De petits corps s’échangent entre toi et la friche. Comme l’animal qui revient au nid, tu emmènes chez toi des petits bouts d’elle. Tu prends le parti d’une chose. La première fois, une pousse de gaillet aplatie dans ton carnet ; la deuxième l’œil du jour aux longs cils, la marguerite, reçue de l’Enfant ; une autre fois, une pomme tombée du pin noir ; à ta dernière visite, la feuille de l’érable sycomore.
La lecture performance ne se joue qu’une seule fois. Que reste-t-il du drame?
L’écriture au printemps, ce sont les fleurs qu’on attend des cerisiers du Japon, les pivoines qui s’extirpent raides de volonté et forment longtemps de gros boutons ; c’est une chance, aussi, parce que ce ne sont pas les bourgeons d’avril frappés par les gelées de mai, la lecture éclot, elle performe, mais juste après, le lendemain, comme les fleurs des cerisiers du Japon, comme les pivoines, la performance disparait dans l’orage, le coup de vent du jour qui passe et je recueille les petits mots du public comme de jolis pétales attardés au sol. (Sur mon site, dans la rubrique sur mon travail, je loge des retours du public, oraux, écrits ou restranscrits.)
A force de fréquenter la friche, j’ai rencontré, vu grandir et s’étoffer l’érable sycomore; j’ai appris à le connaître, le reconnaître en d’autres lieux, jusqu’à m’y attacher.

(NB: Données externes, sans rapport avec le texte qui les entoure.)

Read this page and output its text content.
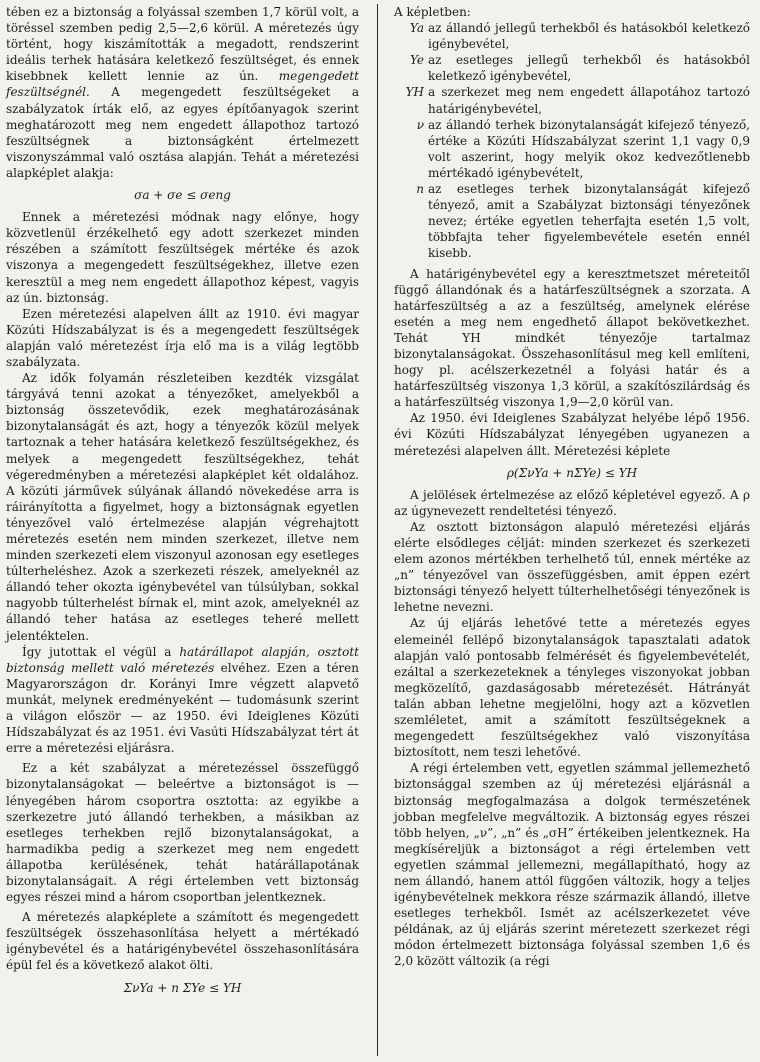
tében ez a biztonság a folyással szemben 1,7 körül volt, a töréssel szemben pedig 2,5—2,6 körül. A méretezés úgy történt, hogy kiszámították a megadott, rendszerint ideális terhek hatására keletkező feszültséget, és ennek kisebbnek kellett lennie az ún. megengedett feszültségnél. A megengedett feszültségeket a szabályzatok írták elő, az egyes építőanyagok szerint meghatározott meg nem engedett állapothoz tartozó feszültségnek a biztonságként értelmezett viszonyszámmal való osztása alapján. Tehát a méretezési alapképlet alakja:

σa + σe ≤ σeng

Ennek a méretezési módnak nagy előnye, hogy közvetlenül érzékelhető egy adott szerkezet minden részében a számított feszültségek mértéke és azok viszonya a megengedett feszültségekhez, illetve ezen keresztül a meg nem engedett állapothoz képest, vagyis az ún. biztonság.

Ezen méretezési alapelven állt az 1910. évi magyar Közúti Hídszabályzat is és a megengedett feszültségek alapján való méretezést írja elő ma is a világ legtöbb szabályzata.

Az idők folyamán részleteiben kezdték vizsgálat tárgyává tenni azokat a tényezőket, amelyekből a biztonság összetevődik, ezek meghatározásának bizonytalanságát és azt, hogy a tényezők közül melyek tartoznak a teher hatására keletkező feszültségekhez, és melyek a megengedett feszültségekhez, tehát végeredményben a méretezési alapképlet két oldalához. A közúti járművek súlyának állandó növekedése arra is ráirányította a figyelmet, hogy a biztonságnak egyetlen tényezővel való értelmezése alapján végrehajtott méretezés esetén nem minden szerkezet, illetve nem minden szerkezeti elem viszonyul azonosan egy esetleges túlterheléshez. Azok a szerkezeti részek, amelyeknél az állandó teher okozta igénybevétel van túlsúlyban, sokkal nagyobb túlterhelést bírnak el, mint azok, amelyeknél az állandó teher hatása az esetleges teheré mellett jelentéktelen.

Így jutottak el végül a határállapot alapján, osztott biztonság mellett való méretezés elvéhez. Ezen a téren Magyarországon dr. Korányi Imre végzett alapvető munkát, melynek eredményeként — tudomásunk szerint a világon először — az 1950. évi Ideiglenes Közúti Hídszabályzat és az 1951. évi Vasúti Hídszabályzat tért át erre a méretezési eljárásra.

Ez a két szabályzat a méretezéssel összefüggő bizonytalanságokat — beleértve a biztonságot is — lényegében három csoportra osztotta: az egyikbe a szerkezetre jutó állandó terhekben, a másikban az esetleges terhekben rejlő bizonytalanságokat, a harmadikba pedig a szerkezet meg nem engedett állapotba kerülésének, tehát határállapotának bizonytalanságait. A régi értelemben vett biztonság egyes részei mind a három csoportban jelentkeznek.

A méretezés alapképlete a számított és megengedett feszültségek összehasonlítása helyett a mértékadó igénybevétel és a határigénybevétel összehasonlítására épül fel és a következő alakot ölti.

ΣνYa + n ΣYe ≤ YH

A képletben:

Ya az állandó jellegű terhekből és hatásokból keletkező igénybevétel,
Ye az esetleges jellegű terhekből és hatásokból keletkező igénybevétel,
YH a szerkezet meg nem engedett állapotához tartozó határigénybevétel,
ν az állandó terhek bizonytalanságát kifejező tényező, értéke a Közúti Hídszabályzat szerint 1,1 vagy 0,9 volt aszerint, hogy melyik okoz kedvezőtlenebb mértékadó igénybevételt,
n az esetleges terhek bizonytalanságát kifejező tényező, amit a Szabályzat biztonsági tényezőnek nevez; értéke egyetlen teherfajta esetén 1,5 volt, többfajta teher figyelembevétele esetén ennél kisebb.

A határigénybevétel egy a keresztmetszet méreteitől függő állandónak és a határfeszültségnek a szorzata. A határfeszültség a az a feszültség, amelynek elérése esetén a meg nem engedhető állapot bekövetkezhet. Tehát YH mindkét tényezője tartalmaz bizonytalanságokat. Összehasonlításul meg kell említeni, hogy pl. acélszerkezetnél a folyási határ és a határfeszültség viszonya 1,3 körül, a szakítószilárdság és a határfeszültség viszonya 1,9—2,0 körül van.

Az 1950. évi Ideiglenes Szabályzat helyébe lépő 1956. évi Közúti Hídszabályzat lényegében ugyanezen a méretezési alapelven állt. Méretezési képlete

ρ(ΣνYa + nΣYe) ≤ YH

A jelölések értelmezése az előző képletével egyező. A ρ az úgynevezett rendeltetési tényező.

Az osztott biztonságon alapuló méretezési eljárás elérte elsődleges célját: minden szerkezet és szerkezeti elem azonos mértékben terhelhető túl, ennek mértéke az „n” tényezővel van összefüggésben, amit éppen ezért biztonsági tényező helyett túlterhelhetőségi tényezőnek is lehetne nevezni.

Az új eljárás lehetővé tette a méretezés egyes elemeinél fellépő bizonytalanságok tapasztalati adatok alapján való pontosabb felmérését és figyelembevételét, ezáltal a szerkezeteknek a tényleges viszonyokat jobban megközelítő, gazdaságosabb méretezését. Hátrányát talán abban lehetne megjelölni, hogy azt a közvetlen szemléletet, amit a számított feszültségeknek a megengedett feszültségekhez való viszonyítása biztosított, nem teszi lehetővé.

A régi értelemben vett, egyetlen számmal jellemezhető biztonsággal szemben az új méretezési eljárásnál a biztonság megfogalmazása a dolgok természetének jobban megfelelve megváltozik. A biztonság egyes részei több helyen, „ν”, „n” és „σH” értékeiben jelentkeznek. Ha megkíséreljük a biztonságot a régi értelemben vett egyetlen számmal jellemezni, megállapítható, hogy az nem állandó, hanem attól függően változik, hogy a teljes igénybevételnek mekkora része származik állandó, illetve esetleges terhekből. Ismét az acélszerkezetet véve példának, az új eljárás szerint méretezett szerkezet régi módon értelmezett biztonsága folyással szemben 1,6 és 2,0 között változik (a régi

J’en trouve sur les bords de routes à Boitsfort, dans les talus, jusqu’à l’ancienne mangeoire de mon jardin. L’arbre du Tiers paysage. Une grande partie de mon texte lui est dédié, parce que c’était lui, à ce moment de l’écriture, qui me parlait. Dans la friche foisonnante, c’est lui que j’ai choisi, préféré un peu et il s’est laissé écrire.
Désormais je le retrouve partout, comme après le Vercors l’été dernier, j’avais retrouvé en Wallonie et même en Flandres les plantes d’Amélie, la plasticienne qui m’a ouverte dans un premier projet collectif autour du Tiers paysage.
Et comme ces plantes que je voyais avant sans bien les connaître, désormais je le nomme chaque fois, l’érable sycomore, et ses fruits – les samares –comme un conte de milles et une nuit.
Et peut-être, en est-il de même du public ?
Souvent, après, on me réclame le texte imprimé, reste-t-il indispensable ?
Le monde sera-t-il guéri ? Non, mais, pourquoi pas, notre façon de l’habiter ?
Merci beaucoup, Maud et Aline, tous et toutes.